Pots & pans: Kwanzaa principles of unity and purpose could help fix football
January and February holidays should inspire black Americans
When I was a child, I met Dec. 26 with sorrow. Christmas had wrenched free of my eager embrace. And more than 360 days and nights stood between me and the enchantment of a new Christmas Eve and the bliss of a new Christmas morning.
Now, I look at Dec. 26 as no more than an unofficial midpoint in the nation’s fall and winter holidays, religious and secular, which end with February’s Mardi Gras.
Today, the first day of Kwanzaa, also begins what I think of as a period of African-American reflection, renewal and action.
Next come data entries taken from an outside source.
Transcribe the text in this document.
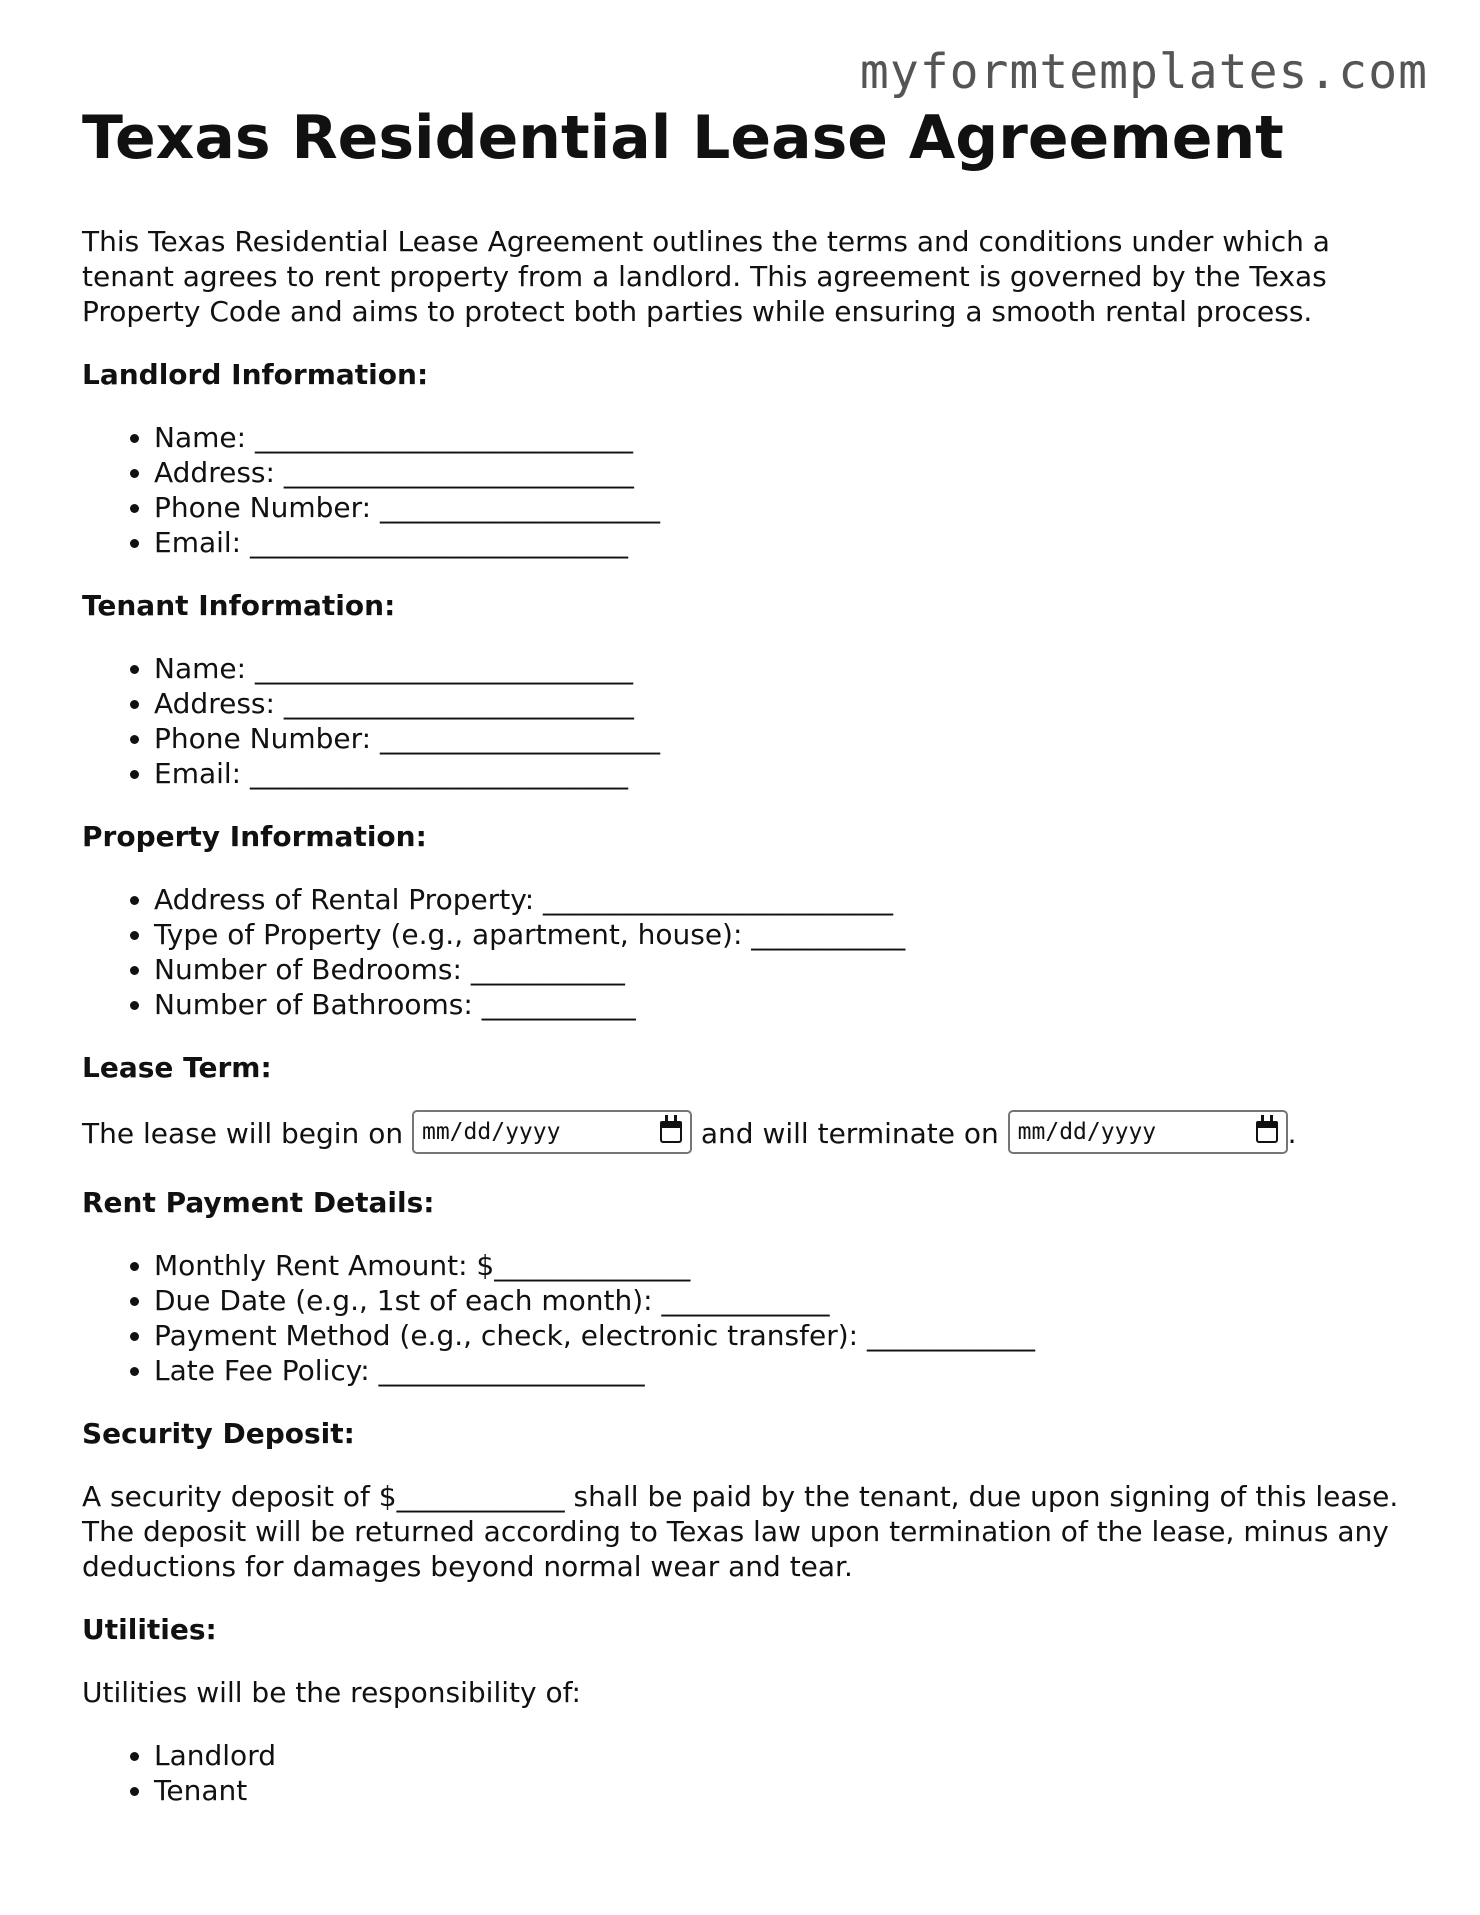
myformtemplates.com
Texas Residential Lease Agreement

This Texas Residential Lease Agreement outlines the terms and conditions under which a tenant agrees to rent property from a landlord. This agreement is governed by the Texas Property Code and aims to protect both parties while ensuring a smooth rental process.

Landlord Information:
• Name: ___________________________
• Address: _________________________
• Phone Number: ____________________
• Email: ___________________________
Tenant Information:
• Name: ___________________________
• Address: _________________________
• Phone Number: ____________________
• Email: ___________________________
Property Information:
• Address of Rental Property: _________________________
• Type of Property (e.g., apartment, house): ___________
• Number of Bedrooms: ___________
• Number of Bathrooms: ___________
Lease Term:

The lease will begin on mm/dd/yyyy	and will terminate on mm/dd/yyyy	.

Rent Payment Details:
• Monthly Rent Amount: $______________
• Due Date (e.g., 1st of each month): ____________
• Payment Method (e.g., check, electronic transfer): ____________
• Late Fee Policy: ___________________
Security Deposit:

A security deposit of $____________ shall be paid by the tenant, due upon signing of this lease. The deposit will be returned according to Texas law upon termination of the lease, minus any deductions for damages beyond normal wear and tear.

Utilities:

Utilities will be the responsibility of:

• Landlord
• Tenant
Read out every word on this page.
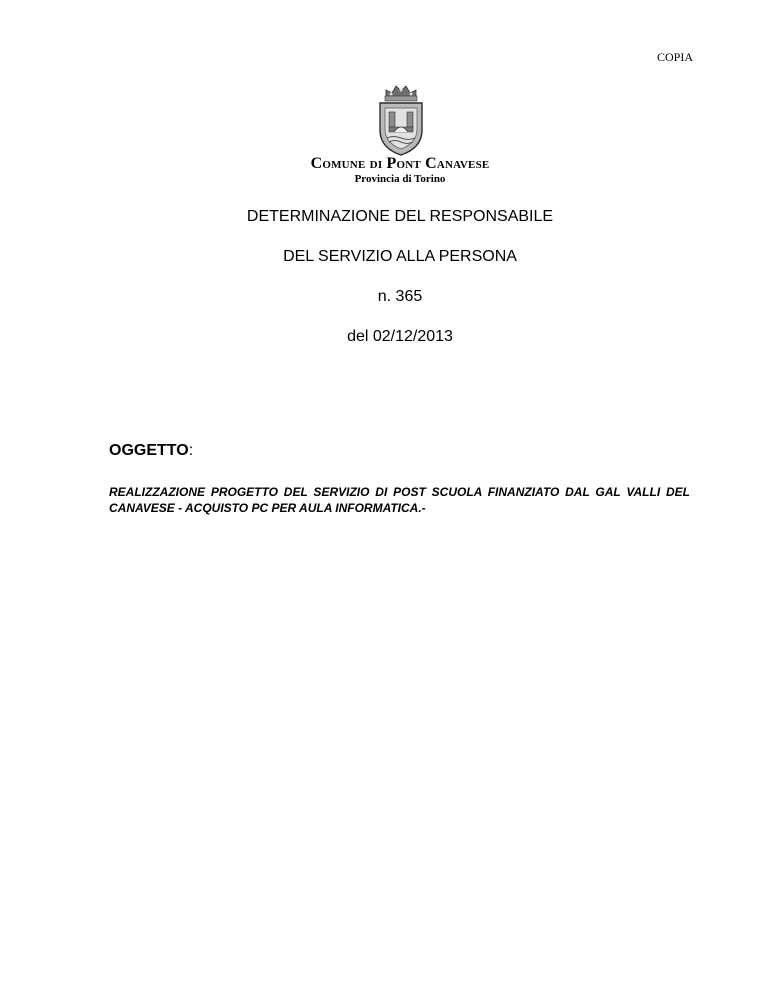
COPIA
Comune di Pont Canavese
Provincia di Torino
DETERMINAZIONE DEL RESPONSABILE
DEL SERVIZIO ALLA PERSONA
n. 365
del 02/12/2013
OGGETTO:
REALIZZAZIONE PROGETTO DEL SERVIZIO DI POST SCUOLA FINANZIATO DAL GAL VALLI DEL CANAVESE - ACQUISTO PC PER AULA INFORMATICA.-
Its period continues in January with the celebration of Martin Luther King Jr.’s birthday and the call to service that often marks that holiday, and it ends at the close of February, Black History Month. This year, my observance of Black History Month will be enhanced by a visit to the National Museum of African American History and Culture in Washington, D.C. For me, this will be an occasion akin to visiting Independence Hall and the Liberty Bell in my native Philadelphia around Independence Day.
Like Independence Hall, the new African-American museum stands as a repository of the American credo and spirit. Further, it champions the continuing struggle black America wages to help our nation live up to its poetry and promise for all its people, not just a select few.
That struggle could not have been made without black America’s dedication to Unity (Umoja) and Purpose (Nia), the fifth of the seven principles of Kwanzaa, a seven-day celebration of African-American heritage and ancestors. The other five principles: collective work and responsibility (Ujima), faith (Imani), creativity (Kuumba), cooperative economics (Ujamaa) and self-determination (Kujichagulia).
And it’s in the name of unity and purpose that I call for an immediate end to black athletes and former athletes attacking one another; there is too much at stake to continue to indulge in intrafamily squabbling.
For example, while black NFL players denounce one another, black high school and college football players play more and more games, at higher and higher stakes, without getting cut in on the revenue their games produce.
Further, since 1960, NFL players have gone from playing 12 regular-season games to playing 16, a percentage increase not approached by the NHL, NBA, and Major League baseball. If Major League Baseball had undergone a similar increase in regular-season games during the same time period, today’s players would now be playing more than 200 games, instead of 162.
Further, NFL players stand alone among athletes playing the nation’s top four major league pro sports: Their contracts are not fully guaranteed. And NFL games are potentially the most hazardous to its players’ long-term health and well-being; coaches, sports writers and TV highlight shows laud and encourage a brutality and viciousness that shorten the players’ careers. Black NFL players continue to have their playing styles attacked and penalized for being “unsportsmanlike” and “unprofessional,” on the field and off. And, as is the case with young black men in the larger society, black NFL players are defined by the worse behavior of their troublemakers. Consequently, when the pro football miscreants are African-American, even the sports pundits, who should know better, tend to talk about the NFL’s conduct policies mainly in terms of appropriate punishments, instead of prevention and rehabilitation.
Which is to say, given the challenges that today’s black NFL players and their would-be successors face, they can’t waste time playing the dozens with each other on Twitter or in postgame interviews.
Their energies need to be directed toward ensuring aspiring players receive quality educations, making football games and their players safer at all levels, extending the careers of those who play in the NFL and making sure that those who play NFL football can, upon retirement, live financially secure lives and then pass on that security to their children and grandchildren.
But can the black NFL players summon the unity and purpose to set aside petty differences, create alliances among themselves and, with their nonblack teammates, improve the game they play? Can they negotiate with team owners to make the needed changes to the NFL? At long last, can they exemplify the collective work and responsibility (Ujima) required to improve the game so many play so well?
Or will too many black NFL players be content to preen and pout, babble and signify, as if the jokes they seek to tell at one another’s expense won’t turn out to be on them?